Kapolsek Kalmas Dicopot, Propam Dalami Dugaan Keterlibatan Anggota dalam Kaburnya Pelaku Narkoba

Kasi Humas Polres Pangkep, AKP Imran

PANGKEP– Di tengah riak ombak dan keresahan masyarakat kepulauan, sebuah kabar mengejutkan datang dari Liukang Kalmas. Kapolsek setempat, Iptu Abdul Samad, resmi dicopot dari jabatannya setelah insiden memalukan seorang pelaku narkoba berhasil melarikan diri dari Kantor Polsek Liukang Kalmas, Kabupaten Pangkep, Sulawesi Selatan.

Pencopotan ini bukan sekadar rotasi jabatan, melainkan tamparan keras terhadap ketidakprofesionalan aparat yang seharusnya menjadi garda terdepan dalam perang melawan narkoba.

Bacaan Lainnya

Kasi Humas Polres Pangkep, AKP Imran, menegaskan pencopotan Abdul Samad dilakukan karena kelalaian fatal dalam penanganan kasus. “Untuk pencopotan Bapak Kapolsek Kalmas, hal itu dikarenakan ketidakprofesionalannya dalam penanganan kasus ada satu orang yang melarikan diri dan masih diduga terkait dengan peredaran narkoba di wilayah Kalmas,” ujarnya, Rabu, 12 Agustus 2026.

Pernyataan pencopotan disampaikan langsung oleh Kapolres Pangkep, AKBP Aditiya Pradana, saat berada di Pulau Kalu-Kalukuang, Kecamatan Liukang Kalmas, Minggu, 9 Agustus 2026. Dalam kesempatan itu, Kapolres juga menyampaikan apresiasi kepada warga kepulauan yang aktif mendukung pemberantasan narkoba.

“Bapak Kapolres mengucapkan banyak terima kasih kepada seluruh masyarakat, khususnya di Pulau Kalu-Kalukuang, yang telah membantu Polri dalam kasus narkoba ini,” kata Imran.

Tak berhenti pada pencopotan, Propam Polres Pangkep kini memeriksa Abdul Samad bersama seorang anggotanya.
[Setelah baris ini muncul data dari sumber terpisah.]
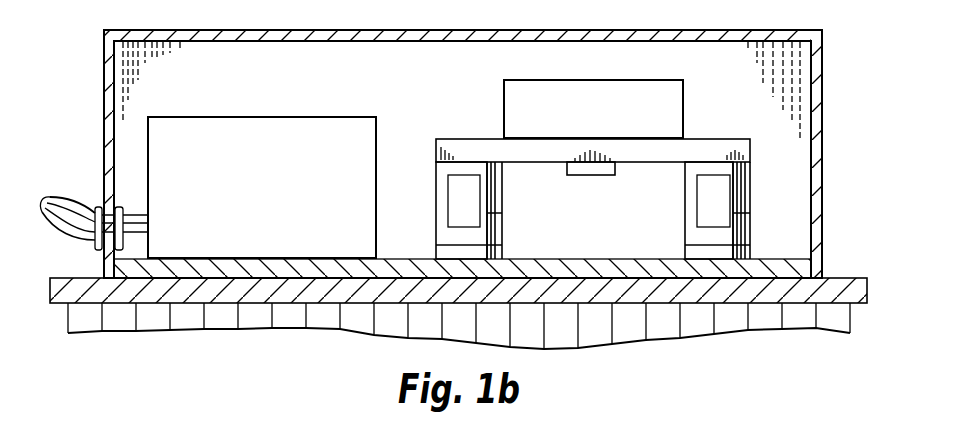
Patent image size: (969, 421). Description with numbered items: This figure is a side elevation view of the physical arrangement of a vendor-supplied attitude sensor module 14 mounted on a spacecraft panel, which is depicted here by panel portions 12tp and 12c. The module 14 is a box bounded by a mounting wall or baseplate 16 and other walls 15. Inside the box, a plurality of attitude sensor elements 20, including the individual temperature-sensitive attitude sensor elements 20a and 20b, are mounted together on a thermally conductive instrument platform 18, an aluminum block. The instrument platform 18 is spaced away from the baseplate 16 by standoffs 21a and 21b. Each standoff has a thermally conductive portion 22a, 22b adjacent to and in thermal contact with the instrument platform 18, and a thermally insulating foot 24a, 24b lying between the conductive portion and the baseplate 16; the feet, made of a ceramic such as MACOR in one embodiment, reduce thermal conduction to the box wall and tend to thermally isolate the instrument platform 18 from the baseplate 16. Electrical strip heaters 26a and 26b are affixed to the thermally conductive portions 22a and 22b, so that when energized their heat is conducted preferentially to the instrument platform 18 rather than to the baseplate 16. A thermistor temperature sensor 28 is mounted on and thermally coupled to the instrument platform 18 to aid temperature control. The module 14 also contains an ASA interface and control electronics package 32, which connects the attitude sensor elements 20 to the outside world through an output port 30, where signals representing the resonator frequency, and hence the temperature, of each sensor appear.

The spacecraft top panel 12tp is at (856, 278).
The honeycomb core of panel 12c is at (178, 333).
The attitude sensor module 14 is at (425, 133).
The walls 15 is at (104, 91).
The mounting wall or baseplate 16 is at (399, 262).
The instrument platform 18 is at (730, 139).
The attitude sensor elements 20 is at (486, 66).
The attitude sensor element 20a is at (593, 93).
The attitude sensor element 20b is at (651, 80).
The standoff 21a is at (435, 162).
The standoff 21b is at (755, 162).
The thermally conductive portion 22a is at (502, 180).
The thermally conductive portion 22b is at (685, 180).
The thermally insulating foot 24a is at (502, 246).
The thermally insulating foot 24b is at (685, 246).
The electrical strip heater 26a is at (502, 213).
The electrical strip heater 26b is at (697, 212).
The thermistor temperature sensor 28 is at (598, 176).
The outside-world output port 30 is at (89, 206).
The ASA interface and control electronic package 32 is at (278, 117).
Pemeriksaan ini mendalami dugaan keterlibatan aparat dalam kaburnya pelaku narkoba.

“Kapolsek Kalmas beserta anggotanya masih diperiksa di Seksi Propam. Itu masih didalami (keterlibatan anggota),” jelas Imran. Kasus ini menambah daftar panjang keresahan masyarakat kepulauan terhadap lemahnya pengawasan jalur masuk narkoba.

Pencopotan Kapolsek menjadi bukti bahwa tekanan publik dan pengawalan masyarakat tidak bisa lagi diabaikan. Warga menilai langkah ini harus menjadi pintu masuk untuk membongkar jaringan narkoba yang lebih besar, bukan sekadar menyingkirkan satu pejabat.